A atividade-fim é definida por Carla Teresa Martins Romar como: ‘’aquela que se encaixa como essencial na finalidade para a qual a empresa foi constituída, coincidindo com seu objetivo social. São, portanto, as atividades principais, nucleares, desenvolvidas pelo prestador de serviços’’. (ROMAR, 2015, p. 134).

Contemplada pelo decreto lei nº 200/67 a atividade fim é definida por funções e tarefas essenciais, nucleares, principais, é o fim pela qual uma determinada empresa exerça seu trabalho.

4 Terceirização na Administração Pública do Brasil

A atividade terceirizada na administração pública no Brasil sempre existiu, porém a sua regulamentação só veio com o advento da Reforma Administrativa em 1967, na forma de Decreto Lei n º 200, o qual tratava das hipóteses de descentralização administrativa.

A chamada descentralização administrativa ocorre quando o Estado delega suas atividades para que uma pessoa realize e não diretamente pelos seus órgãos (União, Estados, Distrito Federal, e municípios).  Esta ocorre por outorga ou delegação. Outorga ocorre quando o Estado transfere a função pública para uma pessoa jurídica e precisando obrigatoriamente da existência de uma lei que a institua. E a descentralização por delegação é quando há a transferência por ato unilateral ou por contrato à uma pessoa física, em que a mesma irá atender diretamente a população, praticando o serviço publico sob fiscalização do Estado. Este tipo de descentralização não é regido por lei e sim por contratos e atos administrativos.

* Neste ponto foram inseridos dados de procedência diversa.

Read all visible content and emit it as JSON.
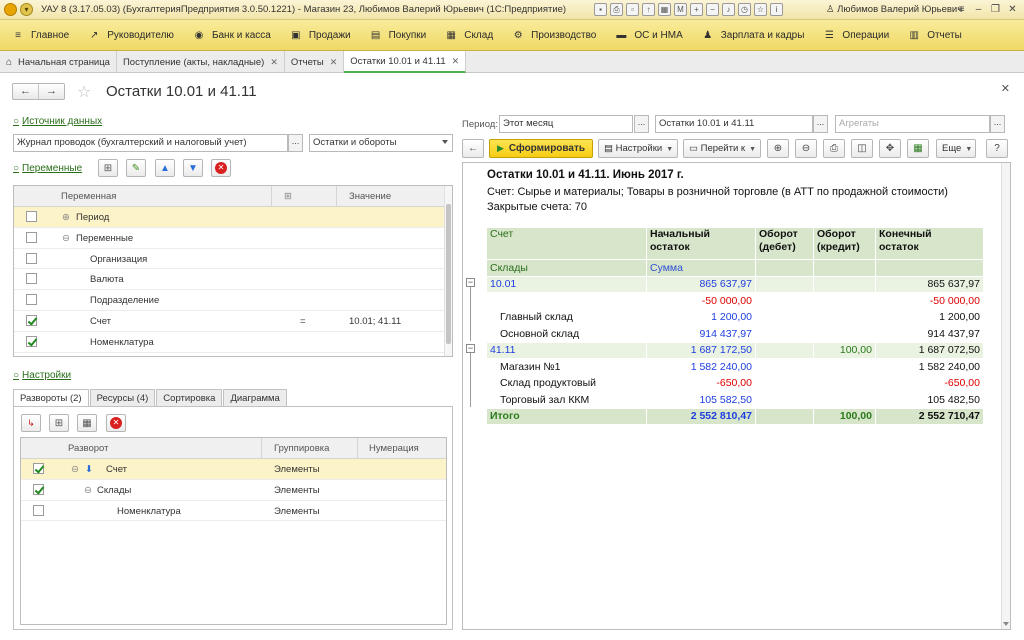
{
  "titlebar": {
    "title": "УАУ 8 (3.17.05.03) (БухгалтерияПредприятия 3.0.50.1221) - Магазин 23, Любимов Валерий Юрьевич (1С:Предприятие)",
    "user": "Любимов Валерий Юрьевич"
  },
  "sections": [
    {
      "icon": "≡",
      "label": "Главное"
    },
    {
      "icon": "↗",
      "label": "Руководителю"
    },
    {
      "icon": "◉",
      "label": "Банк и касса"
    },
    {
      "icon": "▣",
      "label": "Продажи"
    },
    {
      "icon": "▤",
      "label": "Покупки"
    },
    {
      "icon": "▦",
      "label": "Склад"
    },
    {
      "icon": "⚙",
      "label": "Производство"
    },
    {
      "icon": "▬",
      "label": "ОС и НМА"
    },
    {
      "icon": "♟",
      "label": "Зарплата и кадры"
    },
    {
      "icon": "☰",
      "label": "Операции"
    },
    {
      "icon": "▥",
      "label": "Отчеты"
    }
  ],
  "tabs": [
    {
      "label": "Начальная страница"
    },
    {
      "label": "Поступление (акты, накладные)"
    },
    {
      "label": "Отчеты"
    },
    {
      "label": "Остатки 10.01 и 41.11"
    }
  ],
  "form": {
    "title": "Остатки 10.01 и 41.11"
  },
  "left": {
    "data_source_link": "Источник данных",
    "data_source_value": "Журнал проводок (бухгалтерский и налоговый учет)",
    "data_source_kind": "Остатки и обороты",
    "variables_link": "Переменные",
    "variables_columns": [
      "Переменная",
      "Значение"
    ],
    "variables_rows": [
      {
        "name": "Период",
        "op": "",
        "value": "",
        "checked": false
      },
      {
        "name": "Переменные",
        "op": "",
        "value": "",
        "checked": false
      },
      {
        "name": "Организация",
        "op": "",
        "value": "",
        "checked": false
      },
      {
        "name": "Валюта",
        "op": "",
        "value": "",
        "checked": false
      },
      {
        "name": "Подразделение",
        "op": "",
        "value": "",
        "checked": false
      },
      {
        "name": "Счет",
        "op": "=",
        "value": "10.01; 41.11",
        "checked": true
      },
      {
        "name": "Номенклатура",
        "op": "",
        "value": "",
        "checked": true
      }
    ],
    "settings_link": "Настройки",
    "subtabs": [
      "Развороты (2)",
      "Ресурсы (4)",
      "Сортировка",
      "Диаграмма"
    ],
    "breakdown_columns": [
      "Разворот",
      "Группировка",
      "Нумерация"
    ],
    "breakdown_rows": [
      {
        "name": "Счет",
        "grouping": "Элементы",
        "checked": true
      },
      {
        "name": "Склады",
        "grouping": "Элементы",
        "checked": true
      },
      {
        "name": "Номенклатура",
        "grouping": "Элементы",
        "checked": false
      }
    ]
  },
  "right": {
    "period_label": "Период:",
    "period_value": "Этот месяц",
    "report_name": "Остатки 10.01 и 41.11",
    "aggregates_placeholder": "Агрегаты",
    "generate_button": "Сформировать",
    "settings_button": "Настройки",
    "goto_button": "Перейти к",
    "more_button": "Еще",
    "help_button": "?"
  },
  "report": {
    "title": "Остатки 10.01 и 41.11. Июнь 2017 г.",
    "account_line": "Счет: Сырье и материалы; Товары в розничной торговле (в АТТ по продажной стоимости)",
    "closed_line": "Закрытые счета: 70",
    "head": {
      "account": "Счет",
      "opening1": "Начальный",
      "opening2": "остаток",
      "debit1": "Оборот",
      "debit2": "(дебет)",
      "credit1": "Оборот",
      "credit2": "(кредит)",
      "closing1": "Конечный",
      "closing2": "остаток",
      "warehouses": "Склады",
      "sum": "Сумма"
    },
    "rows": [
      {
        "name": "10.01",
        "opening": "865 637,97",
        "debit": "",
        "credit": "",
        "closing": "865 637,97",
        "group": true
      },
      {
        "name": "",
        "opening": "-50 000,00",
        "debit": "",
        "credit": "",
        "closing": "-50 000,00",
        "group": false
      },
      {
        "name": "Главный склад",
        "opening": "1 200,00",
        "debit": "",
        "credit": "",
        "closing": "1 200,00",
        "group": false
      },
      {
        "name": "Основной склад",
        "opening": "914 437,97",
        "debit": "",
        "credit": "",
        "closing": "914 437,97",
        "group": false
      },
      {
        "name": "41.11",
        "opening": "1 687 172,50",
        "debit": "",
        "credit": "100,00",
        "closing": "1 687 072,50",
        "group": true
      },
      {
        "name": "Магазин №1",
        "opening": "1 582 240,00",
        "debit": "",
        "credit": "",
        "closing": "1 582 240,00",
        "group": false
      },
      {
        "name": "Склад продуктовый",
        "opening": "-650,00",
        "debit": "",
        "credit": "",
        "closing": "-650,00",
        "group": false
      },
      {
        "name": "Торговый зал ККМ",
        "opening": "105 582,50",
        "debit": "",
        "credit": "",
        "closing": "105 482,50",
        "group": false
      }
    ],
    "total": {
      "name": "Итого",
      "opening": "2 552 810,47",
      "debit": "",
      "credit": "100,00",
      "closing": "2 552 710,47"
    }
  }
}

Em sentido material dentro da administração pública existe a polícia administrativa, o fomento, a intervenção, e o serviço público, que vai ser um dos objetos materiais principais de estudo trabalhados ao longo deste artigo. Serviço Público é aquele prestado para a população, praticados através da administração pública formal ou por pessoas delegadas sob o regime jurídico de direito público.

Aqueles que praticam o serviço público são chamados de servidores públicos. Servidores Públicos são agentes administrativos sujeitos ao regime jurídico-administrativo do Estado. Estes estão inseridos em cargos públicos. Sua regulamentação é elencada pela Constituição Federal de 1988, do artigo 37 a 44, especificamente no artigo 37, inciso II que trata da exigência do concurso de provas e títulos para a introdução dos mesmos em cargos públicos:

‘’Art. 37. A administração pública direta e indireta de qualquer dos Poderes da União, dos Estados, do Distrito Federal e dos Municípios obedecerá aos princípios de legalidade, impessoalidade, moralidade, publicidade e eficiência e, também, ao seguinte: […]   

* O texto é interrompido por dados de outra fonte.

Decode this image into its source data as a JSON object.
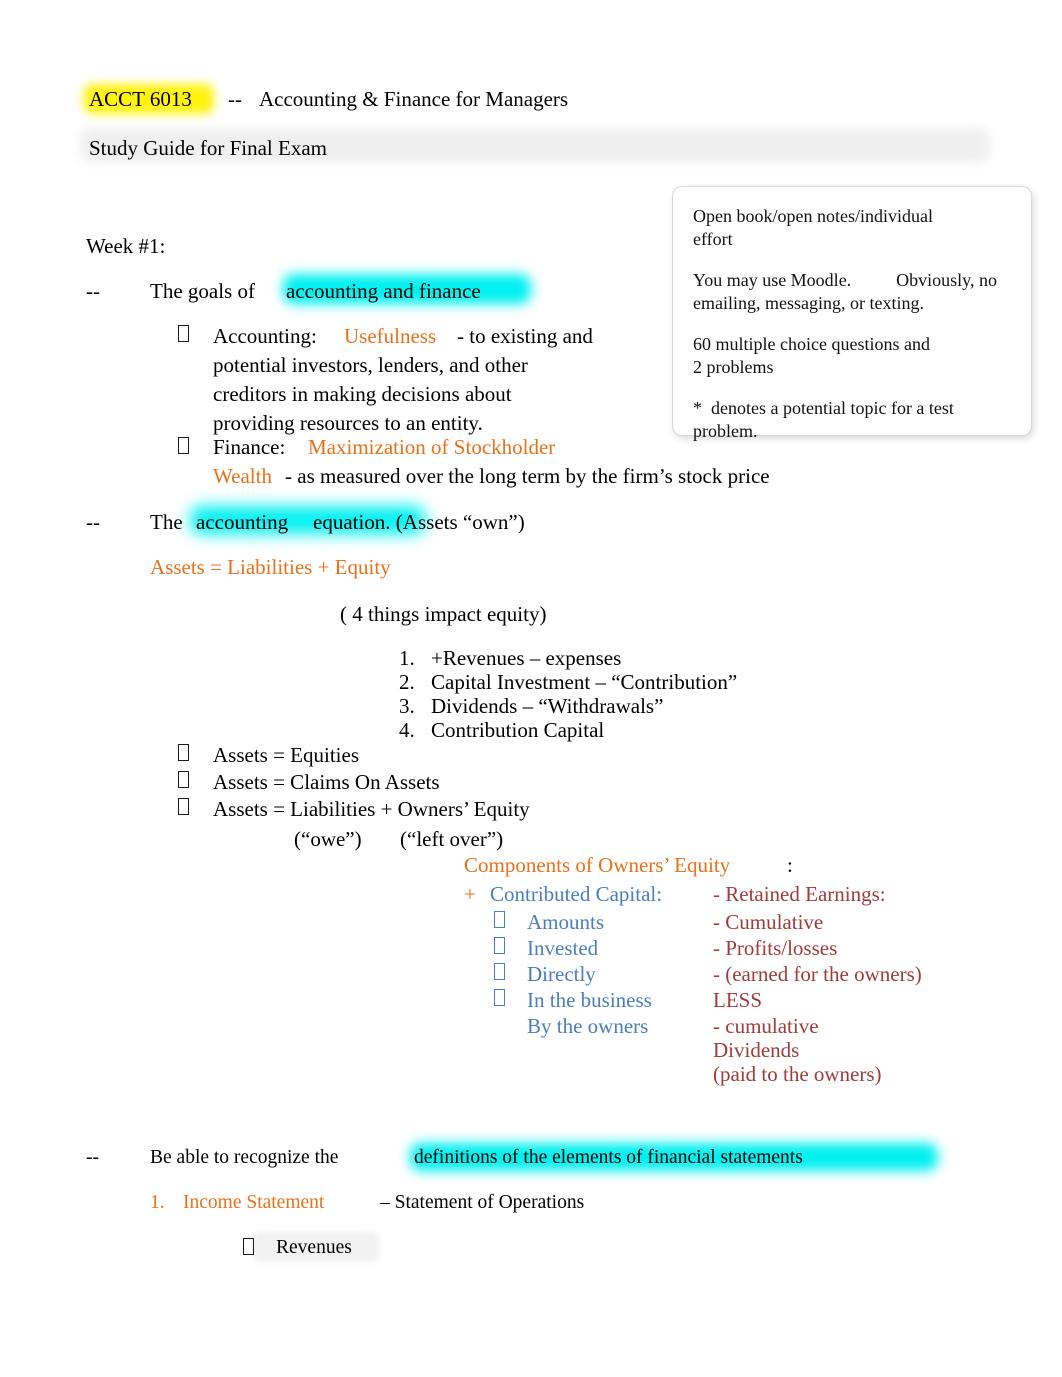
{
  "document": {
    "course_code": "ACCT 6013",
    "dash": "--",
    "course_title": "Accounting & Finance for Managers",
    "subtitle": "Study Guide for Final Exam"
  },
  "note_box": {
    "lines": [
      "Open book/open notes/individual",
      "effort",
      "You may use Moodle.          Obviously, no",
      "emailing, messaging, or texting.",
      "60 multiple choice questions and",
      "2 problems",
      "*  denotes a potential topic for a test",
      "problem."
    ]
  },
  "body": {
    "week_heading": "Week #1:",
    "goals": {
      "dash": "--",
      "lead": "The goals of",
      "highlight": "accounting and finance",
      "accounting": {
        "label": "Accounting:",
        "key_term": "Usefulness",
        "line1": "- to existing and",
        "line2": "potential investors, lenders, and other",
        "line3": "creditors in making decisions about",
        "line4": "providing resources to an entity."
      },
      "finance": {
        "label": "Finance:",
        "key_term_line1": "Maximization of Stockholder",
        "key_term_line2": "Wealth",
        "tail": "- as measured over the long term by the firm’s stock price"
      }
    },
    "equation": {
      "dash": "--",
      "lead_the": "The",
      "highlight_word": "accounting",
      "rest": "equation. (Assets “own”)",
      "formula": "Assets = Liabilities + Equity",
      "parenthetical": "( 4 things impact equity)",
      "impacts": [
        "+Revenues – expenses",
        "Capital Investment – “Contribution”",
        "Dividends – “Withdrawals”",
        "Contribution Capital"
      ],
      "identities": [
        "Assets = Equities",
        "Assets = Claims On Assets",
        "Assets = Liabilities + Owners’ Equity"
      ],
      "owe_label": "(“owe”)",
      "left_over_label": "(“left over”)"
    },
    "owners_equity": {
      "heading": "Components of Owners’ Equity",
      "heading_colon": ":",
      "plus_sign": "+",
      "contributed_capital_label": "Contributed Capital:",
      "contributed_items": [
        "Amounts",
        "Invested",
        "Directly",
        "In the business",
        "By the owners"
      ],
      "retained_label": "- Retained Earnings:",
      "retained_items": [
        "- Cumulative",
        "- Profits/losses",
        "- (earned for the owners)",
        "LESS",
        "- cumulative",
        "Dividends",
        "(paid to the owners)"
      ]
    },
    "definitions": {
      "dash": "--",
      "lead": "Be able to recognize the",
      "highlight": "definitions of the elements of financial statements",
      "item_number": "1.",
      "item_title": "Income Statement",
      "item_tail": "– Statement of Operations",
      "sub_item": "Revenues"
    }
  },
  "colors": {
    "orange": "#E8711A",
    "blue": "#4A7EBB",
    "maroon": "#9E3B3B",
    "highlight_yellow": "#FFF200",
    "highlight_cyan": "#00F0F0"
  }
}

II- A investidura em cargo ou emprego público depende de aprovação prévia em concurso público de provas ou de provas e títulos, de acordo com a natureza e a complexidade do cargo ou emprego, na forma prevista em lei, ressalvadas as nomeações para cargo em comissão declarado em lei de livre nomeação e exoneração.’’

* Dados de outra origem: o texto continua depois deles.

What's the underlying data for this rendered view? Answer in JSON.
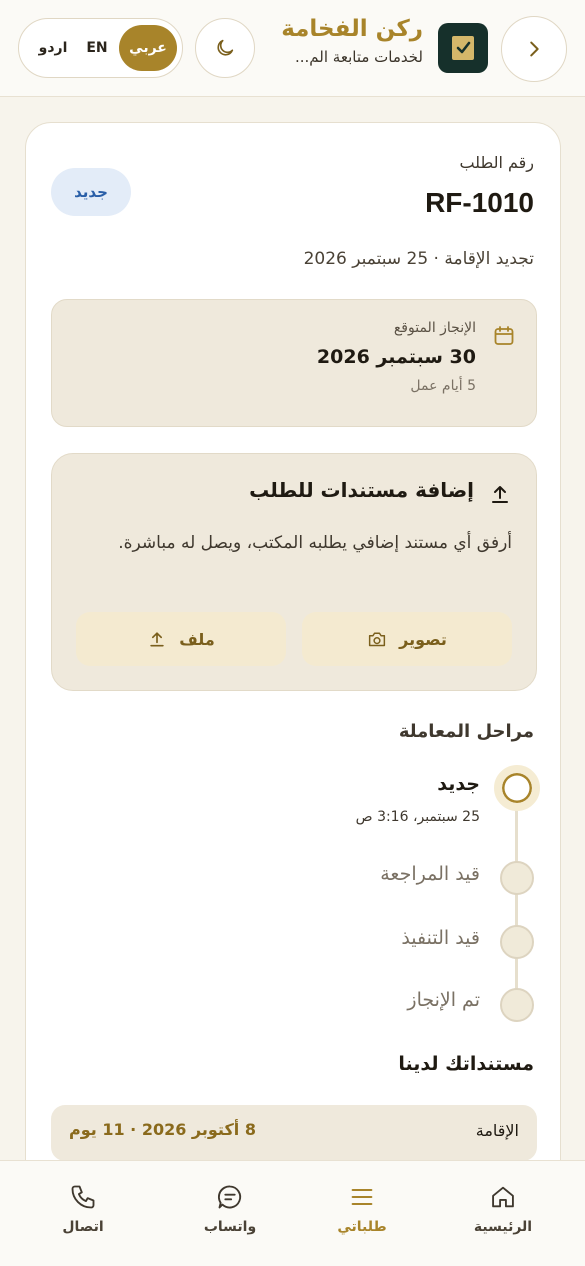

É constatado no referido artigo a exigência de concurso público de provas, ou de provas e títulos juntamente com a proibição da contratação através de análise de títulos ou de currículos, ou as demais formas de seleção que não sejam através da realização de prova. Friza-se que o que rege o disposto nesse artigo são os princípios administrativos de legalidade, impessoalidade, moralidade, publicidade e eficiência. E para que se tenha um basilar dos princípios que o artigo 37 rege, eles serão retratados a seguir.

5 Princípios da Administração Pública

Os princípios então elencados no artigo 37 merecem exposição de seus significados por tamanha importância, e desta forma será exposto os mesmos seguidos de suas definições:

5.1 Princípio da Legalidade

Definido como princípio base é elencado genericamente no artigo 5º da Constituição Federal, que trata de direitos e garantias fundamentais: “ninguém será obrigado a fazer ou deixar de fazer alguma coisa senão em virtude de lei.” Entretanto para o direito administrativo a legalidade é muito mais restrita e especifica que a geral imposta pela Constituição. Marcelo Alexandrino Vicente Paulo diz em suas palavras que:

‘’Segundo Celso Antônio Bandeira de Mello: o princípio da legalidade representa a consagração da ideia de que a administração pública só pode ser exercida conforme a lei, sendo a atividade administrativa conseguinte, sublegal ou infralegal, devendo restringir-se à expedição de comandos que assegurem a execução da lei.’’ (PAULO & ALEXANDRINO, 2013 p. 190)

5.2 Princípio da Impessoalidade

Segundo Marcelo Alexandrino Vicente Paulo:

‘’A impessoalidade da atuação administrativa impede que o ato administrativo seja praticado visando a interesses do agente ou de terceiros, devendo ater-se a vontade da lei. Dessa forma, impede perseguições ou favorecimentos, discriminações benéficas ou prejudiciais aos administrados. Qualquer ato praticado com o objetivo diverso da satisfação do interesse público será nulo por desvio de finalidade.’’ (ALEXANDRINO & VICENTE, 2013 p.192)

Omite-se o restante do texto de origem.